And how should we behave during this Apocalypse? We should be unusually kind to one another, certainly. But we should also stop being so serious. Jokes help a lot. And get a dog, if you don’t already have one.
Whenever strangers or acquaintances ask me who my favorite writer is, I always say Kurt Vonnegut. To be honest, it’s not entirely true, I like him a lot, a lot, but I like a lot of writers equally. But he’s sort of an acceptable answer to everyone, not too pretentious, not too lightweight, so if I don’t know someone particularly well, I find it to be a safe answer.
Anyway, my point is, I like Vonnegut. A lot. Reading a Vonnegut novel is like hanging out with a funny, grouchy old dude that’s full of wisdom and makes inappropriate jokes from time to time. He’s that janitor character in movies that hands out epiphanies about life.
However, Armgageddon in Retrospect was compiled by his son, Mark Vonnegut, and published posthumously. As a result, it’s sort of what you’d expect from a book that hasn’t been vetted by the author, that’s full of the last pickings of whatever hadn’t made it to the publisher yet.
Still, even the last pickings of Vonnegut are better than some people’s life’s work, though these essays and stories are really not that great. Some of them were very obviously not meant to be published. This collection in particular focuses on his musings about war and life (Vonnegut was a veteran who fought in World War II). Like much of Vonnegut, it’s all over the place and random and insightful. Sometimes he’s sad, sometimes he’s funny. He’s angry at the world for it’s many shortcomings, but wants to love it anyway.
Most of it is fictional, some of it is coming straight from him. Vonnegut is firmly anti-war though. Not pacifist, but close to it. So that’s what this collection is mostly about. But, like I said before, it’s not his best work. This is not a good book to discover Vonnegut.
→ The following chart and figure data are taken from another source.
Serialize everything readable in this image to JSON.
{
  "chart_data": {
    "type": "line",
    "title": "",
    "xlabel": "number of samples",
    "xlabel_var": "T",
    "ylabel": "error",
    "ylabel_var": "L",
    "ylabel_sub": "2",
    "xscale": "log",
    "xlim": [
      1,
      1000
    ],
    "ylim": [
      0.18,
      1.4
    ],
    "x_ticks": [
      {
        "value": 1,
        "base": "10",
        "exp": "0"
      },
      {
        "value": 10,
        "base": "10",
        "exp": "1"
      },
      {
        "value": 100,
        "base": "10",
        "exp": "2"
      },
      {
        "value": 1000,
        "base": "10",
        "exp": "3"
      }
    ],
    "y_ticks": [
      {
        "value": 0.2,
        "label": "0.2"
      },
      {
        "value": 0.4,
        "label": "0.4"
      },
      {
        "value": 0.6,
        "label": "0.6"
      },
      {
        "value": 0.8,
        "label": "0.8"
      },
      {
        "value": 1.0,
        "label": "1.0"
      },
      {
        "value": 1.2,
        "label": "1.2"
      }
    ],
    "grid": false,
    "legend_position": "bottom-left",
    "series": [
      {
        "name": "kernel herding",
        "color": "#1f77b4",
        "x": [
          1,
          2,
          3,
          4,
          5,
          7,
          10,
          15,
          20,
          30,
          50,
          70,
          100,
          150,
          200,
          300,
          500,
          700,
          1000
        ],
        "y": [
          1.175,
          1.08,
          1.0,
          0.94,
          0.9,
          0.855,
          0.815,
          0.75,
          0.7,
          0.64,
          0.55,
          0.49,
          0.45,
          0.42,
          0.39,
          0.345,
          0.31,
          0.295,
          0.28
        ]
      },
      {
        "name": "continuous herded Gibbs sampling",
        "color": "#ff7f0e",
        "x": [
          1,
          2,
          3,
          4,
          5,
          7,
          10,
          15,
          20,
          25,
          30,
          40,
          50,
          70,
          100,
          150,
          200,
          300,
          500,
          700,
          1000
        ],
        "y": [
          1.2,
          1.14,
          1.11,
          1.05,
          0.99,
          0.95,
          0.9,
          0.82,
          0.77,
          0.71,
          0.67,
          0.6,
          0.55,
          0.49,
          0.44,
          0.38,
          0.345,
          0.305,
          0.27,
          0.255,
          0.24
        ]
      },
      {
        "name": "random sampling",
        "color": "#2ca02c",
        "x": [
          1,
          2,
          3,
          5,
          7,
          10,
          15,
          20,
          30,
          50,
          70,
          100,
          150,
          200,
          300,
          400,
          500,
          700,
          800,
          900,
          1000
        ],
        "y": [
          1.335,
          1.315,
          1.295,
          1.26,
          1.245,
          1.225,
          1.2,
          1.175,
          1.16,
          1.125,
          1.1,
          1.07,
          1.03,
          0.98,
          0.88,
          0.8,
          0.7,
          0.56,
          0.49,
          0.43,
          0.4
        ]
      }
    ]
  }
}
If you’re new to him, try Slaughterhouse V or Cat’s Cradle instead. If you’re a Vonnegut fan, you’ll probably like parts of it out of some sense of nostalgia. If you’re somewhere in the middle, unless you are particularly interested in anti-war books, you’ll probably prefer something else. This material is really covered better (and more eloquently) in Slaughterhouse V, so definitely, definitely read that classic instead if you haven’t already.